Introduction
Collection, summarization, and presentation of the financial information resulting from business transactions is known as financial accounting and reports the operating profit and the value of the business to the stakeholders. In other words, we can say that financial accounting is used for reporting financial transactions to the stakeholders in a format that is acceptable and adaptable by all businesses.
Accounting concept
Accounting Concepts that form the basis of financial accounting are:
Accrual concept: Financial accounting can be done on an accrual basis or cash basis and is highly accepted.
In cash basis of accounting, it is required that transactions are recorded only when the transaction results in inflow or outflow of cash.
Once an organization selects the method, it should consistently use the same.
Economic entity concept: This concept separates the owner from the business and provides that no personal transactions are recorded in the books of the business.
Going concern concept: Under this concept, it is assumed that the organization will remain in business for a long time and hence the revenue can be deferred to a different period.
Matching concept: This concept stresses that the expenses relating to a particular income must be recorded in the same period.
Materiality Concept: Material transactions are those transactions if omitted can alter an investors analysis of the business.

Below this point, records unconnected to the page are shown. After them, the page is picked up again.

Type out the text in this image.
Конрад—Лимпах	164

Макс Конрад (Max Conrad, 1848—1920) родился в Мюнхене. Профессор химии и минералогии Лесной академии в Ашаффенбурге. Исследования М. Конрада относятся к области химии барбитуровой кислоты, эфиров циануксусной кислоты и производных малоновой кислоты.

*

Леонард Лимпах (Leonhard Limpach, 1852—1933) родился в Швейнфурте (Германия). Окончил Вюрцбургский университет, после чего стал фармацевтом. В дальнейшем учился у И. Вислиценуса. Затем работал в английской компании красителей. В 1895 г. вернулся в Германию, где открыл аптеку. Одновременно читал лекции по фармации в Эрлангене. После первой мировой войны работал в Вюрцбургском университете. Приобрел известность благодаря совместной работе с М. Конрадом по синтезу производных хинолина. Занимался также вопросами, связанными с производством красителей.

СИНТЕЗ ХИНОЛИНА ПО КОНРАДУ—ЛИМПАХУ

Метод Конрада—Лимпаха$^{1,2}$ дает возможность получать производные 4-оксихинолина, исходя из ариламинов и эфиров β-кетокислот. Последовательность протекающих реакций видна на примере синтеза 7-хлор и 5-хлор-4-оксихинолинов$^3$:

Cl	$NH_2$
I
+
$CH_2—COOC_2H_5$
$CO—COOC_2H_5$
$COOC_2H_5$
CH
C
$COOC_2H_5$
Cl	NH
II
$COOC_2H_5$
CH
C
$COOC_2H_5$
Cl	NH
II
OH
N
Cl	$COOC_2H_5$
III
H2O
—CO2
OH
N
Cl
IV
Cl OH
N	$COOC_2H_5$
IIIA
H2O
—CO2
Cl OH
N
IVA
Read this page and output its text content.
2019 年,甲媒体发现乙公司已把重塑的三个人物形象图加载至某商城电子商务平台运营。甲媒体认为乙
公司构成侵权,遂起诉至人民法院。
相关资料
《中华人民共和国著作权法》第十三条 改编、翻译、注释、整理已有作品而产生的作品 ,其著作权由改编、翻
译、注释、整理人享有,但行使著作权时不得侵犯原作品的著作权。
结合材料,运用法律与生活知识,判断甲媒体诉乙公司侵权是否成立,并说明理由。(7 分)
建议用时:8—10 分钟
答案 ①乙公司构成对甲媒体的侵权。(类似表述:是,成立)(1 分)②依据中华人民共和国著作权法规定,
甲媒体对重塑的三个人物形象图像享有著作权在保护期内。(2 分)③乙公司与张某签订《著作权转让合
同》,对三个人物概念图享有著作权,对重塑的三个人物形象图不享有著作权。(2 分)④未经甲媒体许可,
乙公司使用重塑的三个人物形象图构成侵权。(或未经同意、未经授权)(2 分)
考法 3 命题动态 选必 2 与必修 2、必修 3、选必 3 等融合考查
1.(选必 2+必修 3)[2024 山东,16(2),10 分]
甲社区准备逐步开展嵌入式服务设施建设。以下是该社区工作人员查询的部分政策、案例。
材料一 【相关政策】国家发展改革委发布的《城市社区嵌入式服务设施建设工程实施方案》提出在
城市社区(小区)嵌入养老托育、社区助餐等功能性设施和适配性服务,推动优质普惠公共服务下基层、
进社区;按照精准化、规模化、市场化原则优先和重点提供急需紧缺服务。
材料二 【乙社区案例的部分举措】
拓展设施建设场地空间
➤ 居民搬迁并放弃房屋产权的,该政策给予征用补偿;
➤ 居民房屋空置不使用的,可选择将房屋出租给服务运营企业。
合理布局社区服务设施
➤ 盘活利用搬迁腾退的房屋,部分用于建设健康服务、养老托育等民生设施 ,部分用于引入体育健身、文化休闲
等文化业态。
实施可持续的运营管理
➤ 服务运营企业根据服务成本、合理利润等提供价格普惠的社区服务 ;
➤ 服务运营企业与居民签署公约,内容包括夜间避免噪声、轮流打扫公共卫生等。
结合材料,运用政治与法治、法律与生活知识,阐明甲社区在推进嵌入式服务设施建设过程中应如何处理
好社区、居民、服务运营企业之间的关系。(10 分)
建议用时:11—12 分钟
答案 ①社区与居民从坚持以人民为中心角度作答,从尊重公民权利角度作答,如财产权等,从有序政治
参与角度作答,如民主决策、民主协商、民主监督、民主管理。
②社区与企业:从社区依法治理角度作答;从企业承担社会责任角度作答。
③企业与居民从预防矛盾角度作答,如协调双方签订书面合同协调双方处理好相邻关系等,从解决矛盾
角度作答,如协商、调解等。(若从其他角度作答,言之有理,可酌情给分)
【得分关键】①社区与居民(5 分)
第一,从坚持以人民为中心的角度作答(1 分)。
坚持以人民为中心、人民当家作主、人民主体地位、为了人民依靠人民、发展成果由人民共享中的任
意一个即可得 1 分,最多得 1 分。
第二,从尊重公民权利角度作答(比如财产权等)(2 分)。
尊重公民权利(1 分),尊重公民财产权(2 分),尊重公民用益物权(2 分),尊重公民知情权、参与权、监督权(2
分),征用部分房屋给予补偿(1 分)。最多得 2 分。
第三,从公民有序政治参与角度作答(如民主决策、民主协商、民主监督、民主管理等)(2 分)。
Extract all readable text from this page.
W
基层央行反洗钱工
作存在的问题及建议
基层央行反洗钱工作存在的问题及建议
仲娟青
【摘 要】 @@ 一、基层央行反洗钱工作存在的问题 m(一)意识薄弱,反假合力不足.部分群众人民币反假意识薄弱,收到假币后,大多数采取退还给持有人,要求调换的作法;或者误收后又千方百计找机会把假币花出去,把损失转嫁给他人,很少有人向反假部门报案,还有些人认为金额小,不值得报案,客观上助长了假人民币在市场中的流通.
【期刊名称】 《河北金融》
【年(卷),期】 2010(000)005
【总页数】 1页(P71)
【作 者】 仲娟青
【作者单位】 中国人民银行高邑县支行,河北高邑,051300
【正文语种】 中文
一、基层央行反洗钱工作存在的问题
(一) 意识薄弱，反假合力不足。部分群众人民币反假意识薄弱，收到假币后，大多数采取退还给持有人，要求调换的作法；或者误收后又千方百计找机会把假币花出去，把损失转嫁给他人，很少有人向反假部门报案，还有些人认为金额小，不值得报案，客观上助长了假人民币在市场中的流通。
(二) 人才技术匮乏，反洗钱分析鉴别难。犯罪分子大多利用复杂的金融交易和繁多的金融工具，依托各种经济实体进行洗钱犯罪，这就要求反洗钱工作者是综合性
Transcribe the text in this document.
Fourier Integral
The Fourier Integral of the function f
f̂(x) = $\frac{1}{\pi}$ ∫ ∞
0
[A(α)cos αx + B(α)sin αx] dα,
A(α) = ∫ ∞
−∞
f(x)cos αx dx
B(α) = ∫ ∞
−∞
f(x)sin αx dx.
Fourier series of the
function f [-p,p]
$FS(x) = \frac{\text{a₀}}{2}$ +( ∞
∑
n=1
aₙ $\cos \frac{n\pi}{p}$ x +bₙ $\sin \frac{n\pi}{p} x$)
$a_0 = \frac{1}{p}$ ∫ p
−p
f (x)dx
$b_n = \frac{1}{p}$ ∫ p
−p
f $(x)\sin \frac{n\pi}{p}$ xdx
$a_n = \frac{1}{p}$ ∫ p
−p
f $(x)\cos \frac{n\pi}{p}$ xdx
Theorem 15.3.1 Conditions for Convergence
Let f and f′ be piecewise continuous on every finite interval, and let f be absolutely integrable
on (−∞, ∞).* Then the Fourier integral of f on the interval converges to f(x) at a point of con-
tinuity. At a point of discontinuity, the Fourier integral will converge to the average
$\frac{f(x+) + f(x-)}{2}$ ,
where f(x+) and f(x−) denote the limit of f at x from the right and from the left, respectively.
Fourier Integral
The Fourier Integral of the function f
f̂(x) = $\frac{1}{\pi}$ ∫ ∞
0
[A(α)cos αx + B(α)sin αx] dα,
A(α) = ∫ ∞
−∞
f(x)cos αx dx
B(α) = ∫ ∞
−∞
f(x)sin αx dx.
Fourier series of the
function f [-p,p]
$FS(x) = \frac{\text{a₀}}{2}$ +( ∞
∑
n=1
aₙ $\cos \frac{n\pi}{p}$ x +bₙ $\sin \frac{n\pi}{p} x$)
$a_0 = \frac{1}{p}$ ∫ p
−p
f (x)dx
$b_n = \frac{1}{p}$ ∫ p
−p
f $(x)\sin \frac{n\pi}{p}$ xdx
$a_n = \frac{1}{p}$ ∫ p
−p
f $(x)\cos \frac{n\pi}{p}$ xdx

Conservatism: A revenue must be recorded only when it is reasonably certain that it will be realized in the near future.
Double entry system
The heart of financial accounting is the Double entry system of bookkeeping. Double entry system refers to recording two aspects of the same transaction. This implies that every transaction will lead to at least 2 entries of corresponding nature and thus will balance both the sides of the accounts. This concept is accepted worldwide with full confidence.